Lastly, during late conjugation we see prominent perinuclear localization of GFP-KDEL and TtRET1-GFP to the new micro and macronuclei (white arrowheads Figure 1D ) but virtually no localization to the old macronucleus which is destined for degradation during the conjugation process (yellow arrowheads in Figure 1D ). We also observed that GFP-KDEL and TtRET1-GFP localized to large circular structures that were not micronuclei ( Figure 1D ). Since this is a period of conjugation during which the old macronucleus is being degraded, we speculate that the circular structures may be autophagosomes (Akematsu et al., 2010, 2014; Liu & Yao, 2012) . The loss of TtRET1-GFP localization from the degrading parental macronucleus ( Figure 1D ) and its intense localization to post-mitotic micronuclei destined for elimination ( Figure 1C ) suggest that TtRET1 may play a role specifically in micronucleus degradation. While proteins such as ATG5 and ATG8 have been shown to regulate degradation of both micro and macronuclei (Bo et al., 2021; Liu & Yao, 2012) , deletion of VPS34, a kinase that is important for autophagosome formation, only leads to macronuclear degradation defects (Akematsu et al., 2014) . Moreover, unpublished data from our laboratory has shown that a Tetrahymena gene (TTHERM_00219300), which shows homology to SNX4, a gene known to regulate selective autophagy in saccharomyces cerevisiae (Nice et al., 2002) , localizes specifically to the degrading parental macronucleus but not micronuclei. This suggests that while there is commonality in the degradation of micro and macronucleus, there may also be distinct proteins that act in their respective degradation processes. Finally, unlike TtRET1-GFP, GFP-KDEL does not localize to micronuclei destined for elimination suggesting that while both markers label the ER, they may also label distinct structures. Future experiments will focus on co-expressing TtRET1 and KDEL to simultaneously look at their localization.

Taken together, our results show a distribution of the ER during conjugation that supports its potential role in lipid distribution throughout conjugation.

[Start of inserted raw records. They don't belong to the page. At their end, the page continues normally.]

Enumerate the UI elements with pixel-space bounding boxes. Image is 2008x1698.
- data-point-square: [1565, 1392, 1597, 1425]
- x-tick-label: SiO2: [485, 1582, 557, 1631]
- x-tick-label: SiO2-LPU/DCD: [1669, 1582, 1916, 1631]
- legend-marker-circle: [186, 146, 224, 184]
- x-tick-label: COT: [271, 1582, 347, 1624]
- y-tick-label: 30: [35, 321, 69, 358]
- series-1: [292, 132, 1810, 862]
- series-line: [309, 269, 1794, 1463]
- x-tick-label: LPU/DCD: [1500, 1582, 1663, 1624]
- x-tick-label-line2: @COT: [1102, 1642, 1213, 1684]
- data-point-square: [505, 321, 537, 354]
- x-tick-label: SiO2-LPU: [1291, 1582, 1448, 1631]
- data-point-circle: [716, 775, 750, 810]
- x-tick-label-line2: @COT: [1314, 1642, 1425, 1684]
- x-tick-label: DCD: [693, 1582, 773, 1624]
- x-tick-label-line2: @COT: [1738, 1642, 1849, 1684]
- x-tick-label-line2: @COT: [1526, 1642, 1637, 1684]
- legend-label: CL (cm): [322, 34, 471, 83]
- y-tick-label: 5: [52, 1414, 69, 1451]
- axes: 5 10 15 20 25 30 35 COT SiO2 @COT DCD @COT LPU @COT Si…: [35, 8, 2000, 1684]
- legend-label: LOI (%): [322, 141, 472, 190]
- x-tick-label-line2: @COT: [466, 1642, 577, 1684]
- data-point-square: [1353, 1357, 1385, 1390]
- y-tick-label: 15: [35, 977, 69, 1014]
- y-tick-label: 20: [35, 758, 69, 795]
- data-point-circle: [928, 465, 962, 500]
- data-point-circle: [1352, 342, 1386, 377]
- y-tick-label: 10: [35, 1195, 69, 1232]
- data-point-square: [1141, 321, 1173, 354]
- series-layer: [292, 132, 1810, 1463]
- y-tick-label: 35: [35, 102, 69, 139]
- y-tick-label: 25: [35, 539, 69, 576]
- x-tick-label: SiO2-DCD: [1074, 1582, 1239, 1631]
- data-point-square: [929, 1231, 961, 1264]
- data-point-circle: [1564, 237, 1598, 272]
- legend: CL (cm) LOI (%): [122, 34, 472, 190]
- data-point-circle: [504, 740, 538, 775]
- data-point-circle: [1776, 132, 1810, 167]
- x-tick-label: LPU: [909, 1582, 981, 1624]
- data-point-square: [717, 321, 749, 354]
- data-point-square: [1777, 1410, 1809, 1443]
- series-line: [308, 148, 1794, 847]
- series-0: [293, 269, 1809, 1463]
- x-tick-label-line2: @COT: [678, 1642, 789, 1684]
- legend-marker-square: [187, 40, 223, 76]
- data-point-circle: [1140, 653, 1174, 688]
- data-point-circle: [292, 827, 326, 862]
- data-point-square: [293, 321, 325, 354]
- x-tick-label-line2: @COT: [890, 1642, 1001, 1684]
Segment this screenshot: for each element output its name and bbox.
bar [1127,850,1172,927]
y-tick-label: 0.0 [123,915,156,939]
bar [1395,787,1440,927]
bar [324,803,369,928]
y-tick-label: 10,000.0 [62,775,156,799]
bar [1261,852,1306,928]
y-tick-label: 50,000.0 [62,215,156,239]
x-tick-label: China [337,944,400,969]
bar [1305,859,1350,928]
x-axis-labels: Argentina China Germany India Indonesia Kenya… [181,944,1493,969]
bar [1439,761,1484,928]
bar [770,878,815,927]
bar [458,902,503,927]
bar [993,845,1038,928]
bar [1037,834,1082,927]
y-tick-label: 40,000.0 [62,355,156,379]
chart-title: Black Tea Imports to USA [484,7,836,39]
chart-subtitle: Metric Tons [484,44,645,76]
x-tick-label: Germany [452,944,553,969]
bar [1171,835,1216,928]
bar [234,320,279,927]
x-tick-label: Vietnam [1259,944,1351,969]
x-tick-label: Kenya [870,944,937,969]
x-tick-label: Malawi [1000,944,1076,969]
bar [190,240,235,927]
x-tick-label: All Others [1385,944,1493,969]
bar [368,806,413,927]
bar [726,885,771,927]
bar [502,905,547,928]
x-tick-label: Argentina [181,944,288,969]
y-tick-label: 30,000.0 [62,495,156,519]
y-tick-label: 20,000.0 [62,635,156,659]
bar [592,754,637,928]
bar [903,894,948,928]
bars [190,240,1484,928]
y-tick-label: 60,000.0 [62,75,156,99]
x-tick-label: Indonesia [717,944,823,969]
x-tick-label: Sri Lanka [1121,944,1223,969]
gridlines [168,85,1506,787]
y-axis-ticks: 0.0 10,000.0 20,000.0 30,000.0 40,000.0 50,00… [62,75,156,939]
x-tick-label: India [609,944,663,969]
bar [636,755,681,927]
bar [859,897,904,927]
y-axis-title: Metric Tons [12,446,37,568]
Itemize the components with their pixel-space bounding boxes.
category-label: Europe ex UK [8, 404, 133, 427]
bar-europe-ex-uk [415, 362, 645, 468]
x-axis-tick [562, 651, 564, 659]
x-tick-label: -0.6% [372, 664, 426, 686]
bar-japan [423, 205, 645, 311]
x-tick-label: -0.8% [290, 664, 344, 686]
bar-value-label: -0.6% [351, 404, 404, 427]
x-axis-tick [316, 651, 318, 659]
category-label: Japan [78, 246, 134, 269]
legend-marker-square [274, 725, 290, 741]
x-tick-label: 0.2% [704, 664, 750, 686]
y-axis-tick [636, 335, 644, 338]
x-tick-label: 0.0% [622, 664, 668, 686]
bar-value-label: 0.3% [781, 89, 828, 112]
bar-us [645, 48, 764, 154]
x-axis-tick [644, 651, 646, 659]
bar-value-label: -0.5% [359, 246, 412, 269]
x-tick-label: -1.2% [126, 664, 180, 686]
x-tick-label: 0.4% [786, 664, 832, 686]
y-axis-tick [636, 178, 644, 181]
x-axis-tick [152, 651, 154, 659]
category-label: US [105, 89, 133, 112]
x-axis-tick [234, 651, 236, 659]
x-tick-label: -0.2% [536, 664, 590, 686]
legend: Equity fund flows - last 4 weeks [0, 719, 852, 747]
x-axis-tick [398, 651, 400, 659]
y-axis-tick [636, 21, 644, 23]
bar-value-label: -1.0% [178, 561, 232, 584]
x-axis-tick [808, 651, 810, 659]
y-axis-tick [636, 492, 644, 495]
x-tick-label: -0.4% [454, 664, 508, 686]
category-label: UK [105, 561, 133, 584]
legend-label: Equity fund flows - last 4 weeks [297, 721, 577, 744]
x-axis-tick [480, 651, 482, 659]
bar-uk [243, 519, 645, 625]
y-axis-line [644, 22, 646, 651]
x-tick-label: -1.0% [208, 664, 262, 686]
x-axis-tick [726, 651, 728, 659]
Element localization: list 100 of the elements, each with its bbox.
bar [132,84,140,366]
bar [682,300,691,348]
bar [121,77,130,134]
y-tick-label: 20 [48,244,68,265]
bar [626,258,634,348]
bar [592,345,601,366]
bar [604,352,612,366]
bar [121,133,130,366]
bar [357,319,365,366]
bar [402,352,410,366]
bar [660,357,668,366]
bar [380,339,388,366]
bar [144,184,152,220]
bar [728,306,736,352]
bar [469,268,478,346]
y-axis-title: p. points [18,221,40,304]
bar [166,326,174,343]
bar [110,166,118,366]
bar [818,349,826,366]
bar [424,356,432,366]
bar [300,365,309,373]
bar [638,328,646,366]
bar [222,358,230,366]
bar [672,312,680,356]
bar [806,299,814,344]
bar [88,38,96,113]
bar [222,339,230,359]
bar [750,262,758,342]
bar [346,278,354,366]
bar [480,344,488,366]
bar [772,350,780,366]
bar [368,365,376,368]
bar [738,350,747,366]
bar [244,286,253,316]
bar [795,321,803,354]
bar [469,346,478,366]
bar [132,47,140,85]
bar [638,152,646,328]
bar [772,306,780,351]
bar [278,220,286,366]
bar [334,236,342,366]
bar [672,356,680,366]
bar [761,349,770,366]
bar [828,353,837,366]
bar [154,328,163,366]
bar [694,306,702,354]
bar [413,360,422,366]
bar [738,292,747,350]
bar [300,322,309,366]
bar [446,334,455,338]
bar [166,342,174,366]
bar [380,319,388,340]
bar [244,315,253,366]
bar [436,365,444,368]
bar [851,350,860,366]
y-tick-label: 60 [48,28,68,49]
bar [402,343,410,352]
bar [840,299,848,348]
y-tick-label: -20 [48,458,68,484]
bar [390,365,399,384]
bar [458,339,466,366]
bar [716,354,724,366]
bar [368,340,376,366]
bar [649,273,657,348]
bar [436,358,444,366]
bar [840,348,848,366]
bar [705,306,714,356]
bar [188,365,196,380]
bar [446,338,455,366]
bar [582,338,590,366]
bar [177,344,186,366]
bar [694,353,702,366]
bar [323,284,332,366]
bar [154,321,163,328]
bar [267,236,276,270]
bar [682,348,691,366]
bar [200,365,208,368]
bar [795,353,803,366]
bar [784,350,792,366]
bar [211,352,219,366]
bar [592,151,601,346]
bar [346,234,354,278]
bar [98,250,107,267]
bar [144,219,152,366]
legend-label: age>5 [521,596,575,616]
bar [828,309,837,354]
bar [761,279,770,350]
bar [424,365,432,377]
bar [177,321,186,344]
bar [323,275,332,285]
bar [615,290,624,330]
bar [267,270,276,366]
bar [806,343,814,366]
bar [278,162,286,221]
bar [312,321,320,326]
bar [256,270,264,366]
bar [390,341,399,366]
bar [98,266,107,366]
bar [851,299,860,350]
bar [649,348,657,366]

Generation of TtRET1-GFP Tetrahymena

Monomeric enhanced GFP was fused to the C-terminus of TtRET1 gene (TTHERM_00895610) in the macronucleus via homologous recombination. First we amplified 1032bp long genomic region (containing the entire coding sequence without the stop codon) of TtRET1 using polymerase chain reaction then cloned into pmEGFP (gift from Turkewitz laboratory University of Chicago) using In-fusion cloning (Takara Bio). We then amplified and cloned TtRET1 3’UTR into pmEGFP-TtRET1 again via In-fusion. The resulting vector pmEGFP-TtRET1-mEGFP-3’UTR was linearized and introduced into Tetrahymena (both CU427 and B2086 cell lines) using biolistic transformation (Cassidy-Hanley et al., 1997) . Tetrahymena expressing endogenous TtRET1-GFP were selected by growth in SPP media and increasing concentrations of paromomycin.

Tetrahymena mating reactions

All incubations take place at 30 ^o C. TtRET1-GFP Tetrahymena (CU427 and B2086), GFP-KDEL (gift from Turkewitz laboratory University of Chicago) (CU428), and wild type (CU427) were grown overnight to 200,000 cells per ml. Cells were then washed and starved in 10mM Tris pH 7.4 overnight. After starvation TtRET1-GFP Tetrahymena were mixed at equal concentrations. Similarly, GFP-KDEL and wild type Tetrahymena were also mixed at equal concentrations. Mating reactions were then treated with NucBlue (Thermofisher) nuclear stain to assess stage of conjugation. Mating reactions were then immobilized using NiCL and imaged on Zeiss LSM 700 Confocal Laser Scanning Microscope, 63X oil with NA = 1.25 with Zen software.